Aqui fica bem patente aquela velha expressão de que mais depressa se apanha um
mentiroso que um coxo.
E, voltando à ostentação do
título de “doutor”, foi notório, após as últimas eleições autárquicas num
concelho desta região, a envolvência em polémicas do anterior presidente da
autarquia que completara o curso superior havia poucos meses, a tentar denegrir
publicamente o atual presidente, tratando-o por “senhor”, este que tem o curso
superior há mais de duas décadas, enquanto que o polémico ex-autarca fazia
salientar na escrita o seu “nobre” título de “Dr.”, quase sempre no uso do
subterfúgio. Aqui está uma prova de que a imagem dos títulos pesam no ego de
algumas pessoas.
Há dias houve uma chamada de
atenção quando surgiu na net a notícia de haver certificados do 12.º ano à
venda. O país enlouqueceu!
Ora, o assunto em questão
reporta-se às notícias vindas a público relativamente às falsas licenciaturas
de Nuno Félix e Rui Roque, respetivamente adjunto dos Assuntos Regionais do
primeiro-ministro António Costa; e chefe de gabinete do secretário de Estado da
Juventude e do Desporto, do mesmo Governo, com a sua inserção no Diário da
República.
Já anteriormente houve outros
“falsos licenciados”, no primeiro Governo de Passos Coelho, com Miguel Relvas,
a quem lhe foi retirada a licenciatura; e também José Sócrates tinha visto a
sua licenciatura pela Universidade Independente ser posta em causa pela forma
irregular como teria sido concluída. A equivalência concedida ao antigo
primeiro-ministro foi considerada nula, mas este manteve o título de
engenheiro.
Mas será que não se pode
chegar aos pontos mais elevados da política, ou de outras situações normais da
vida deste pedaço do planeta mais ocidental da Europa, sem um curso superior?
Que eu saiba, houve um grande Presidente do Brasil, de nome Lula da Silva, e um
grande escritor português que chegou a Prémio Nobel da Literatura – José
Saramago –, que não eram doutores nem engenheiros.
Nesta petulância que vem
grassando pelo país em que, não poucas vezes, se protege o atrevimento, se
enaltece a ignorância e se honra o demérito, não seria ocasião soberana para se
tomarem decisões definitivas e rigorosas para pôr fim a este descrédito e abusos?

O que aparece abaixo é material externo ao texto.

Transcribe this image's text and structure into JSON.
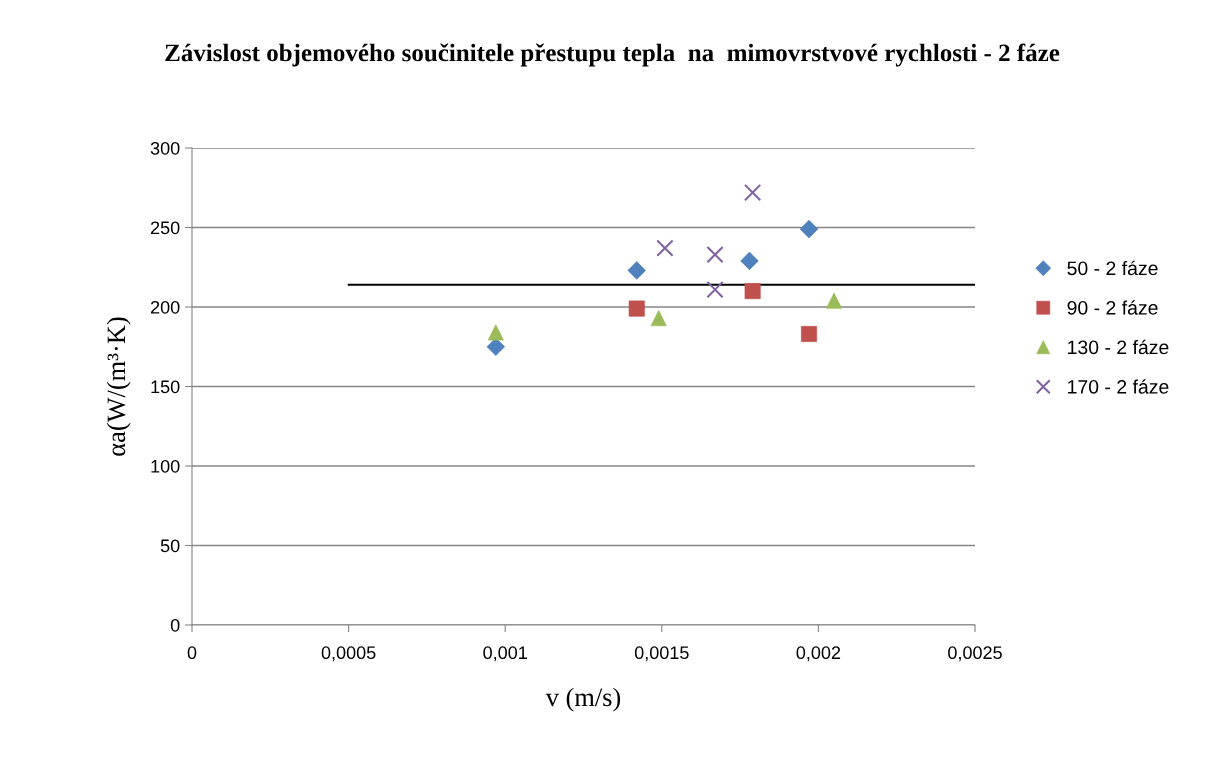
{
  "chart_data": {
    "type": "scatter",
    "title": "Závislost objemového součinitele přestupu tepla  na  mimovrstvové rychlosti - 2 fáze",
    "xlabel": "v (m/s)",
    "ylabel": "αa(W/(m³·K)",
    "series": [
      {
        "name": "50 - 2 fáze",
        "color": "#4f81bd",
        "marker": "diamond",
        "x": [
          0.00097,
          0.00142,
          0.00178,
          0.00197
        ],
        "values": [
          175,
          223,
          229,
          249
        ]
      },
      {
        "name": "90 - 2 fáze",
        "color": "#c0504d",
        "marker": "square",
        "x": [
          0.00142,
          0.00179,
          0.00197
        ],
        "values": [
          199,
          210,
          183
        ]
      },
      {
        "name": "130 - 2 fáze",
        "color": "#9bbb59",
        "marker": "triangle",
        "x": [
          0.00097,
          0.00149,
          0.00205
        ],
        "values": [
          184,
          193,
          204
        ]
      },
      {
        "name": "170 - 2 fáze",
        "color": "#8064a2",
        "marker": "cross",
        "x": [
          0.00151,
          0.00167,
          0.00167,
          0.00179
        ],
        "values": [
          237,
          233,
          211,
          272
        ]
      },
      {
        "type": "line",
        "color": "#000000",
        "marker": "none",
        "x": [
          0.0005,
          0.0025
        ],
        "values": [
          214,
          214
        ]
      }
    ],
    "xlim": [
      0,
      0.0025
    ],
    "xticks": [
      0,
      {
        "value": 0.0005,
        "label": "0,0005"
      },
      {
        "value": 0.001,
        "label": "0,001"
      },
      {
        "value": 0.0015,
        "label": "0,0015"
      },
      {
        "value": 0.002,
        "label": "0,002"
      },
      {
        "value": 0.0025,
        "label": "0,0025"
      }
    ],
    "ylim": [
      0,
      300
    ],
    "yticks": [
      0,
      50,
      100,
      150,
      200,
      250,
      300
    ],
    "grid": "y",
    "legend": "right"
  }
}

E, se começarmos a revolver a terra de má semente caída, ainda temos que nos
preocupar com aqueles que plagiam, e escrevem livros, a ser verdade, como tendo
sido outros, objeto de notícias recentes na comunicação social. É que, como diz
João Miguel Tavares, “a cultura jobs for
the boys está muito longe de ter esmorecido”.
E tocamos também num ponto,
conforme refere José Pacheco Pereira: “A contínua degradação da política e do
pessoal político (…) e a crescente importância de carreiras pseudoprofissionalizadas,
que se fazem dentro dos partidos por critérios que pouco têm que ver com a
seriedade, o mérito, a capacidade política, profissional e técnica, têm mais
que ver com fidelidades e intrigas de grupo e com acesso ao poder do Estado por
via do poder partidário”.
E até recordamos uma expressão
antiga dos chamados “doutores da mula ruça”. Terá sido talvez por isso que, no
domingo, dia 6 de novembro, estes doutores da TVI transmitiram parcialmente a
missa da Igreja de S. Tiago, na Covilhã, no aniversário da Fraternidade Nuno
Álvares, parcial e não globalmente, quando no programa dava das 11 às 12,30
horas. Pois é, como alguém disse, reclamando para aquela estação televisiva: “A
publicidade pesa mais alto”. No entanto, apraz registar a resposta da TVI,
horas depois, ao reclamante: “Informamos que a sua crítica construtiva mereceu
a nossa melhor atenção e foi reencaminhada para a nossa Direção de Programação”.